As reckonings-up go, this is a sombre ledger; I never stopped wishing that this book had not needed to be written, that the experiences that gave birth to it had not happened. But Matar has turned it into something exquisite, too. Shafts of light will come in, and sometimes they are dazzling. A son massages his beloved father’s feet. A mother whispers a line from a smuggled letter. A boy makes a new friend in an English boarding school. A man embraces an uncle, feeling the bones of his 'prison body.' A family, big and fond, is reunited over nuts, pastries and sweet tea. Matar has a reserve that only makes his way with intimacy all the more moving. Critics like to call books unflinching but the point about this one is that its author flinches all the time; it’s in his turning away that we feel his unfathomable sorrow, not in those moments when he describes, as he sometimes must, all the unspeakable ways in which the regime liked to torture its prisoners; the great pile of bloodied watches collected by the guards after the Abu Salim massacre.
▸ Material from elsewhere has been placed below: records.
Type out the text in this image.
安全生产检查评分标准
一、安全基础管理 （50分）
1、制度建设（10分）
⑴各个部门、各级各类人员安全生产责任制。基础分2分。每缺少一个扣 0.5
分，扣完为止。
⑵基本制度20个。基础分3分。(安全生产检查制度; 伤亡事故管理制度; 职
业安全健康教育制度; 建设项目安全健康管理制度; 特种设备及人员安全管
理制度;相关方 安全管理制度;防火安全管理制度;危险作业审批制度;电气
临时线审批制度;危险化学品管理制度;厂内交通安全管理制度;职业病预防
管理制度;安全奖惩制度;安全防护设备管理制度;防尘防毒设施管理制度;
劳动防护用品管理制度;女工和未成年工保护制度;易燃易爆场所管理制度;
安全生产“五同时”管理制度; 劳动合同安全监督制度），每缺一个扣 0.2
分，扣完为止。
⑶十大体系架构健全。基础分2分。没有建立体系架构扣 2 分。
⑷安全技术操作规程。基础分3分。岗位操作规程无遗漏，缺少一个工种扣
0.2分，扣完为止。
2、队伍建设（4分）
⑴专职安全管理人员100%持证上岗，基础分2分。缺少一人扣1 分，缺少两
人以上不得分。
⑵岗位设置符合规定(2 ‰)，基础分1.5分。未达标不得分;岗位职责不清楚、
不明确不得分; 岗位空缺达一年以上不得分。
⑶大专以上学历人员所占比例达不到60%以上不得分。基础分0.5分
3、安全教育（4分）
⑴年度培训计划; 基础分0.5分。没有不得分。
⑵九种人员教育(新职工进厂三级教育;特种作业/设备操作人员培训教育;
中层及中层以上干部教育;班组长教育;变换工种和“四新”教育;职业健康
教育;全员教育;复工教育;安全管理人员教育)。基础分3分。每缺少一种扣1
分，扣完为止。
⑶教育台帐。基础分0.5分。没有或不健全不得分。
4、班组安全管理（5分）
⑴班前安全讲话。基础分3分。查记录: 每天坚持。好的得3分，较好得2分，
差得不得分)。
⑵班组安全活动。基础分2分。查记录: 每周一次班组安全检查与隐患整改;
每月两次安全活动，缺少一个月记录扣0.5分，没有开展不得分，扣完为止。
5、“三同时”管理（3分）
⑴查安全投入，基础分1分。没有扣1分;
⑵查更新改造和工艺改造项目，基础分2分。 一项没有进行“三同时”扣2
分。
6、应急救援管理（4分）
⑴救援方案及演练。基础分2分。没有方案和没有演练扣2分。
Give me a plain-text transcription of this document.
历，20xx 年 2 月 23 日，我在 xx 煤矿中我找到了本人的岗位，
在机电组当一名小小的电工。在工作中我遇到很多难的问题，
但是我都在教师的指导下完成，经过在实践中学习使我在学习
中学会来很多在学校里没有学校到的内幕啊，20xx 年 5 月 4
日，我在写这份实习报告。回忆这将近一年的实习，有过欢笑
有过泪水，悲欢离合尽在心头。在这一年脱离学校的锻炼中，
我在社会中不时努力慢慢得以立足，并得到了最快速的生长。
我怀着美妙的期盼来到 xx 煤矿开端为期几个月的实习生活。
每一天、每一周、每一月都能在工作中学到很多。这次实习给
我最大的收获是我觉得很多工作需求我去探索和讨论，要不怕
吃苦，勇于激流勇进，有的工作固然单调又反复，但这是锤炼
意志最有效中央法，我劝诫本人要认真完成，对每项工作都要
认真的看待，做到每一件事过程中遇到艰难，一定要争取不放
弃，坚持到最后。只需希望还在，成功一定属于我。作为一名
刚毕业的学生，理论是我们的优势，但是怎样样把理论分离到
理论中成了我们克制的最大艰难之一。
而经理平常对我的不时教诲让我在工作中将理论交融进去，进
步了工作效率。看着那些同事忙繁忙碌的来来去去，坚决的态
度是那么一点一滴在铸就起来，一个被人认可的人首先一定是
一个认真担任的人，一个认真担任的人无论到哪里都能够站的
Here, in The Return, [Matar] writes with both a novelist’s eye for physical and emotional detail, and a reporter’s tactile sense of place and time. The prose is precise, economical, chiseled; the narrative elliptical, almost musical, cutting back and forth in time between the near present, Mr. Matar’s childhood memories of growing up in Libya, and pieced-together accounts of his father’s work as an opposition leader and his imprisonment. The Return is, at once, a suspenseful detective story about a writer investigating his father’s fate at the hands of a brutal dictatorship, and a son’s efforts to come to terms with his father’s ghost, who has haunted more than half his life by his absence.
Out of his protracted torment Matar has forged a memoir that in its nuance and nobility bears unforgettable witness to love, to courage and to humanity. The Return is also a subtle and nimble work of art. It shifts elegantly between past and present, between dialogue and soliloquy, between urgent, even suspenseful action and probing meditations on exile, grief and loss...The Return deserves a place in the exalted company of those who 'hope against hope' — as Nadezhda Mandelstam called her great testimony of the loss of her husband, the poet Osip Mandelstam, to Stalin’s gulag.